6.18促销买书时候为了凑单,就顺便买了本算法图解(39元)。这本书早已声明远播,《算法图解》的确是一本非常优秀的入门书,可惜不适合我了。花了一天时间看完了,写的非常生动有趣。

我觉得目标读者是:

  • 计算机专业的大一学生
  • 对算法感兴趣的计算机爱好者

看这本书一点都不会觉得累,真的像看小说一样。:)

选择排序

时间复杂度$O(n^2)$

In [2]:
def findSamllest(arr):
    smallest = arr[0]
    smallest_index = 0
    for i in range(1,len(arr)):
        if arr[i] < smallest:
            smallest = arr[i]
            smallest_index = i
    return smallest_index
    
def selectionSort(arr):
    newArr = []
    for i in range(len(arr)):
        smallest = findSamllest(arr)
        newArr.append(arr.pop(smallest))
    return newArr

print selectionSort([5,3,6,2,10])
    
[2, 3, 5, 6, 10]

快速排序

使用递归实现。其时间复杂度和每次选作基准值的元素有关。最好每次随机选择。

时间复杂度:

  • 平均$O(nlog(n))$
  • 最糟糕$O(n^2)$
In [4]:
def quicksort(array):
    if len(array) < 2:
        return array
    else:
        pivot = array[0]
        less = [i for i in array[1:] if i <= pivot]   
        greater = [i for i in array[1:] if i > pivot]
        return quicksort(less) + [pivot] + quicksort(greater)
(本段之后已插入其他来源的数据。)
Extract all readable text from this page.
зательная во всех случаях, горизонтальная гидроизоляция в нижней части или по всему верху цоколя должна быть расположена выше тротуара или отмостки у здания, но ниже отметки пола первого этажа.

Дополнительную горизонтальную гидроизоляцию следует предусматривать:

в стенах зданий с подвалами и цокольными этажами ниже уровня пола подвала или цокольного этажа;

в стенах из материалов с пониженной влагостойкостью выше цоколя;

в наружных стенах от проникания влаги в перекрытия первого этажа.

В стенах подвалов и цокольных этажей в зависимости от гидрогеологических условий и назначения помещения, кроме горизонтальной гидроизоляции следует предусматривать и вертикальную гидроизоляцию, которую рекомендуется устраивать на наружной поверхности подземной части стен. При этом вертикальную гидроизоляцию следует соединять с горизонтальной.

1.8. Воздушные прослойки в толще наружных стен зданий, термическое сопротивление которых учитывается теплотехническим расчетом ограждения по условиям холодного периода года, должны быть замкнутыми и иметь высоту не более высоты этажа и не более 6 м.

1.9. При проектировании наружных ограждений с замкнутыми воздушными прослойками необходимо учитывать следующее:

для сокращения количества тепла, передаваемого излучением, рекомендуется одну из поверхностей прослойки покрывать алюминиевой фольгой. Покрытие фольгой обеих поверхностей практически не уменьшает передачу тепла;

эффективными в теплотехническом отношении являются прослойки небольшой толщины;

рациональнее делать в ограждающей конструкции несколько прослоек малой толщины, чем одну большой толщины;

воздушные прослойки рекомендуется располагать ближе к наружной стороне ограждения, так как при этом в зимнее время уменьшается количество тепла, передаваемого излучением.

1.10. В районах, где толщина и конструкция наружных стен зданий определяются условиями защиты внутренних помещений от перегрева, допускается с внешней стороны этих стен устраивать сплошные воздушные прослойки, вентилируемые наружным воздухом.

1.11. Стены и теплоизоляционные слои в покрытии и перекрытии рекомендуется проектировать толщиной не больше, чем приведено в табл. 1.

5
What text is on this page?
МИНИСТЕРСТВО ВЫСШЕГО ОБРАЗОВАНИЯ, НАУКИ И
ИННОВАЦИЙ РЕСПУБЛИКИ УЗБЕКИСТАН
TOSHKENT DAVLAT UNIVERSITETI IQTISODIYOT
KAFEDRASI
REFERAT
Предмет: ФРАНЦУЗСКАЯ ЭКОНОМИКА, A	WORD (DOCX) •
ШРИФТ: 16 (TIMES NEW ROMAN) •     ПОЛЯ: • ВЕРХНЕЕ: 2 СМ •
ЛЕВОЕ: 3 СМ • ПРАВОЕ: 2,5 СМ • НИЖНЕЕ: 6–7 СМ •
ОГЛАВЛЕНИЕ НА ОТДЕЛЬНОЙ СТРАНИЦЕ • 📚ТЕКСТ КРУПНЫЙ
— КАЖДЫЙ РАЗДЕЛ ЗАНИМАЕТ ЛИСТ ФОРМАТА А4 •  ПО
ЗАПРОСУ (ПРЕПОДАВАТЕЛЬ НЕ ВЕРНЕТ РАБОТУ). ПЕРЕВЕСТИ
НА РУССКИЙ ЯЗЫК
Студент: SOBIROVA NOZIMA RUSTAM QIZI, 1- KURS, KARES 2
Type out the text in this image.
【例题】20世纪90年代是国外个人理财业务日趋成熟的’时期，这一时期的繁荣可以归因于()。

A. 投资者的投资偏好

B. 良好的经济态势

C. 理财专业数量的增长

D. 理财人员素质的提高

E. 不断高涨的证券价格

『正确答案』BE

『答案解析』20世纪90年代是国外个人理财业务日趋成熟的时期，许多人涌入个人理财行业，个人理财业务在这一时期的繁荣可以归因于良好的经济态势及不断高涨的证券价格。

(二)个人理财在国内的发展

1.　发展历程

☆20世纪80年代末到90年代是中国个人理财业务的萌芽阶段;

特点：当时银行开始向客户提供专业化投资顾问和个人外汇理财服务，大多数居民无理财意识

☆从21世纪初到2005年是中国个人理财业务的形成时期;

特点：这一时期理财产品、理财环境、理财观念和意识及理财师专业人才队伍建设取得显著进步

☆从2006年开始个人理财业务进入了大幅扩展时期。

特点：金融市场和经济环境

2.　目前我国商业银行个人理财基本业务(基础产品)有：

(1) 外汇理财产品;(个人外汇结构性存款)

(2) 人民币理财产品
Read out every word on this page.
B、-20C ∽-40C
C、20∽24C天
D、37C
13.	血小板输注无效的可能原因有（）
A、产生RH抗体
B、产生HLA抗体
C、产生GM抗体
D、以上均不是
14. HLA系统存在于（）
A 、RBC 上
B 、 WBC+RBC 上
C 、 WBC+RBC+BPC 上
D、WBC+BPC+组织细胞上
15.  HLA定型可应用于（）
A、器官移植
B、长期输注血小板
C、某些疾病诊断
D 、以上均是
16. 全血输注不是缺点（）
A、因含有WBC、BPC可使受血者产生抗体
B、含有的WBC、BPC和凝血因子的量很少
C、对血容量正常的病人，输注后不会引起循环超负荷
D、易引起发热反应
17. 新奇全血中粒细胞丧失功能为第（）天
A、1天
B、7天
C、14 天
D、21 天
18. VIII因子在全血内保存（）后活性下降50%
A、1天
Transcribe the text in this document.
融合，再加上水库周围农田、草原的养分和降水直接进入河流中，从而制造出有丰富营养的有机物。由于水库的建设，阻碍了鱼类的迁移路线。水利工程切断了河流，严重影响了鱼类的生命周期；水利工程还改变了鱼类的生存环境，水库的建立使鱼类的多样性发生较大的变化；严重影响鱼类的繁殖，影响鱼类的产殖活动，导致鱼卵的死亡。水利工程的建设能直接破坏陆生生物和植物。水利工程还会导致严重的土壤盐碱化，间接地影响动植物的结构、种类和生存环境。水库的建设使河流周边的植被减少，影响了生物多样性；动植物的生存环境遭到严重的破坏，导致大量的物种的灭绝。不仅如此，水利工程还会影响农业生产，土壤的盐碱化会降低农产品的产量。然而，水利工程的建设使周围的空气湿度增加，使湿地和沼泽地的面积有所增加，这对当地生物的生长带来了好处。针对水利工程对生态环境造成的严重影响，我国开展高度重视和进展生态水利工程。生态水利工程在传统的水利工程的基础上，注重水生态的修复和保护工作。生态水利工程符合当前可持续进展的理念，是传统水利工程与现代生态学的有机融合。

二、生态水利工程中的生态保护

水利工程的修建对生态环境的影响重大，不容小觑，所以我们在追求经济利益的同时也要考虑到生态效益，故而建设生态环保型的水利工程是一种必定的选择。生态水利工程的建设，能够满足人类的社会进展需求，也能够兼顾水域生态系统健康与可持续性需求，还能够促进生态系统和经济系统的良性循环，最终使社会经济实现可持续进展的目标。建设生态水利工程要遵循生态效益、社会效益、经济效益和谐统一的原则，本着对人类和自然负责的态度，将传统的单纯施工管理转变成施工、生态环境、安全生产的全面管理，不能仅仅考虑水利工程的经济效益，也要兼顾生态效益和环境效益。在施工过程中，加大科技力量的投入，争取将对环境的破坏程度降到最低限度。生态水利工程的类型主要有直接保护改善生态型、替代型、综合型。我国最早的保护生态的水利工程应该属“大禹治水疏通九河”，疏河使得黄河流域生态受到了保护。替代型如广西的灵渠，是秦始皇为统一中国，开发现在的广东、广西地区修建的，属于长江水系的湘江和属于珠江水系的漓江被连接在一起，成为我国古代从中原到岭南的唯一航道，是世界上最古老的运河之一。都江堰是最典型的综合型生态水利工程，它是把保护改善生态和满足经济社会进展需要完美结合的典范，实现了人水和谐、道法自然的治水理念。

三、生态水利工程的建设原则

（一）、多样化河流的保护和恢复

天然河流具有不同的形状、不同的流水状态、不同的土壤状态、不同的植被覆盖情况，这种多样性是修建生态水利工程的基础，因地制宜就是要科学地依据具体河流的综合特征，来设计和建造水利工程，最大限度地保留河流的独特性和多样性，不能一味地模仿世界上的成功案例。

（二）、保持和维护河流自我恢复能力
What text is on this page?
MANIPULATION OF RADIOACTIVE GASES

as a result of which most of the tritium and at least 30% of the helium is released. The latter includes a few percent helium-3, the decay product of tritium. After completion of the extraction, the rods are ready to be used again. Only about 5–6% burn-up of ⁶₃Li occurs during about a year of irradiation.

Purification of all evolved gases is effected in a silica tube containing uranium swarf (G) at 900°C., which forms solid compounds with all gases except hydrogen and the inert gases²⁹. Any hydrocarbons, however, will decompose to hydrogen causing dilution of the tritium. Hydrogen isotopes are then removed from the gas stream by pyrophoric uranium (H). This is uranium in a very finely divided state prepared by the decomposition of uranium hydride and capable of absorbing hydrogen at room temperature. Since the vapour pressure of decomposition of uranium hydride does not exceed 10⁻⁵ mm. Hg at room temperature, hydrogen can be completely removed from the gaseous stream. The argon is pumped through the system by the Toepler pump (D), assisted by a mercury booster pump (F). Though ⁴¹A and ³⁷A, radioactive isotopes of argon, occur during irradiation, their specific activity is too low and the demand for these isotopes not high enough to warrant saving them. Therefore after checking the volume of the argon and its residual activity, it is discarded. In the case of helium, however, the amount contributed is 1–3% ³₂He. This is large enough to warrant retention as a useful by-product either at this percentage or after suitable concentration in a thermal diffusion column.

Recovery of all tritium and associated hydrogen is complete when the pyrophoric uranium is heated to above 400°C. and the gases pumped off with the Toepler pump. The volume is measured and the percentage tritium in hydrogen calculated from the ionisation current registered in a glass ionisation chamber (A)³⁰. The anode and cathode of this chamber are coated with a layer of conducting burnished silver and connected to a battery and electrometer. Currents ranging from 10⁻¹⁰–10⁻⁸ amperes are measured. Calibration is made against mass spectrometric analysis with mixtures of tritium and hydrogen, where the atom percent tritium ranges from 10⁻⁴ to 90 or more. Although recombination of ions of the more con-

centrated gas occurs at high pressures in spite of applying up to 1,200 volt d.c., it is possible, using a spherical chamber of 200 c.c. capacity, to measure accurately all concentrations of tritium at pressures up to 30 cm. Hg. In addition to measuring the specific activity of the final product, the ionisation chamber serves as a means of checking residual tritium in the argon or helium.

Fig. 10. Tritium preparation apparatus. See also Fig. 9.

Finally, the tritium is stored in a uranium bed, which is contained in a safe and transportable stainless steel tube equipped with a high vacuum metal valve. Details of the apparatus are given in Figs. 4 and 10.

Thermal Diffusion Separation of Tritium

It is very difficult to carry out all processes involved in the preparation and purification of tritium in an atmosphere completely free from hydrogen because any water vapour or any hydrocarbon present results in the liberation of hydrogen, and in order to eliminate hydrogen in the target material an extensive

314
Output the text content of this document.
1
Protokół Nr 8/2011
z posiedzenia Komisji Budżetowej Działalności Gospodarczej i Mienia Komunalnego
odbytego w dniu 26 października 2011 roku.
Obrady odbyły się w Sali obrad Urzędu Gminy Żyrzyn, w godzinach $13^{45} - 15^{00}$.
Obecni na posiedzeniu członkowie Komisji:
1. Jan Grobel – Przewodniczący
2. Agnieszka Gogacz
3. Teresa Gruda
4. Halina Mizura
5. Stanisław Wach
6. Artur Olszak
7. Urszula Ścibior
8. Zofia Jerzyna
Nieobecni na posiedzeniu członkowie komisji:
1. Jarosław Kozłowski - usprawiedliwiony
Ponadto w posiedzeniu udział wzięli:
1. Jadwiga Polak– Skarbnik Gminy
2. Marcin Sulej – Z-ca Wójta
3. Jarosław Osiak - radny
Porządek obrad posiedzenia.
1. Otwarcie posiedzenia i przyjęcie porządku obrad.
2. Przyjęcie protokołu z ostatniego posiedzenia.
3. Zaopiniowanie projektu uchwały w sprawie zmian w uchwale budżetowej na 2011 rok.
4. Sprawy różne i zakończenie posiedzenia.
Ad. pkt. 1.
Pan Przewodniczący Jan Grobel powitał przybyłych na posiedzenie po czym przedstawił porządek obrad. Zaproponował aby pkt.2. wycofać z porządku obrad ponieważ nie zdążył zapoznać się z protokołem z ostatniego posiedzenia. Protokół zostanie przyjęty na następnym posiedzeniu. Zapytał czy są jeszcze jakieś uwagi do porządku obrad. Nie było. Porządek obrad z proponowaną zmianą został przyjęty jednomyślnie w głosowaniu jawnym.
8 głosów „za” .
print quicksort([10,5,2,3])
[2, 3, 5, 10]

迪科特斯拉算法

在单向加权图中寻找最短路径,仅当权重为正数时此算法才有效。
若图中包含负权边,请使用贝尔曼-福德算法。

In [1]:
# 用散列表储存图
graph = {}

graph["start"] = {}
graph["start"]["a"] = 6
graph["start"]["b"] = 2

graph["a"] = {}
graph["a"]["fin"] = 1

graph["b"] = {}
graph["b"]["a"] = 3
graph["b"]["fin"] = 5

graph["fin"] = {}  # 终点无数据
# 储存开销表
infinity = float("inf")
costs = {}
costs["a"] = 6
costs["b"] = 2
costs["fin"] = infinity
# 储存父节点表
parents = {}
parents["a"] = "start"
parents["b"] = "start"
parents["fin"] = None
# 记录处理过的节点
processed = []

def find_lowest_cost_node(costs):
    lowest_cost = float("inf")
    lowest_cost_node = None
    for node in costs:
        cost = costs[node]
        if cost < lowest_cost and node not in processed:
            lowest_cost = cost
            lowest_cost_node = node
    return lowest_cost_node

# 算法开始
node = find_lowest_cost_node(costs)
while node is not None:
    cost = costs[node]
    neighbors = graph[node]
    for n in neighbors.keys():
        new_cost = cost + neighbors[n]
        if costs[n] > new_cost:
            costs[n] = new_cost
            parents[n] = node
    processed.append(node)
    node = find_lowest_cost_node(costs)

print costs,parents,processed
{'a': 5, 'b': 2, 'fin': 6} {'a': 'b', 'b': 'start', 'fin': 'a'} ['b', 'a', 'fin']

贪婪算法

对于NP问题,每次获取局部最优解,最终获取近似解。

In [1]:
# 找出广播台的最小集合,使得广播节目可以覆盖美国的所有州。
# 所有的州
states_needed = set(["mt", "wa", "or", "id", "nv", "ut", "ca", "az"])
# 可供选择的广播台清单
stations = {}
stations["kone"] = set(['id', 'nv', 'ut'])
stations['ktwo'] = set(['wa', 'id', 'mt'])
stations['kthree'] = set(['or', 'nv', 'ca'])
stations['kfour'] = set(['nv', 'ut'])
stations['kfive'] = set(['ca', 'az'])
# 存储最终选择的广播台
final_stations = set()

while states_needed:
    best_station = None
    states_covered = set()
    for station, states_for_station in stations.items():
        covered = states_needed & states_for_station
        if len(covered) > len(states_covered):
            best_station = station
            states_covered = covered
    final_stations.add(best_station)
    states_needed -= states_covered

print(final_stations)
set(['ktwo', 'kthree', 'kone', 'kfive'])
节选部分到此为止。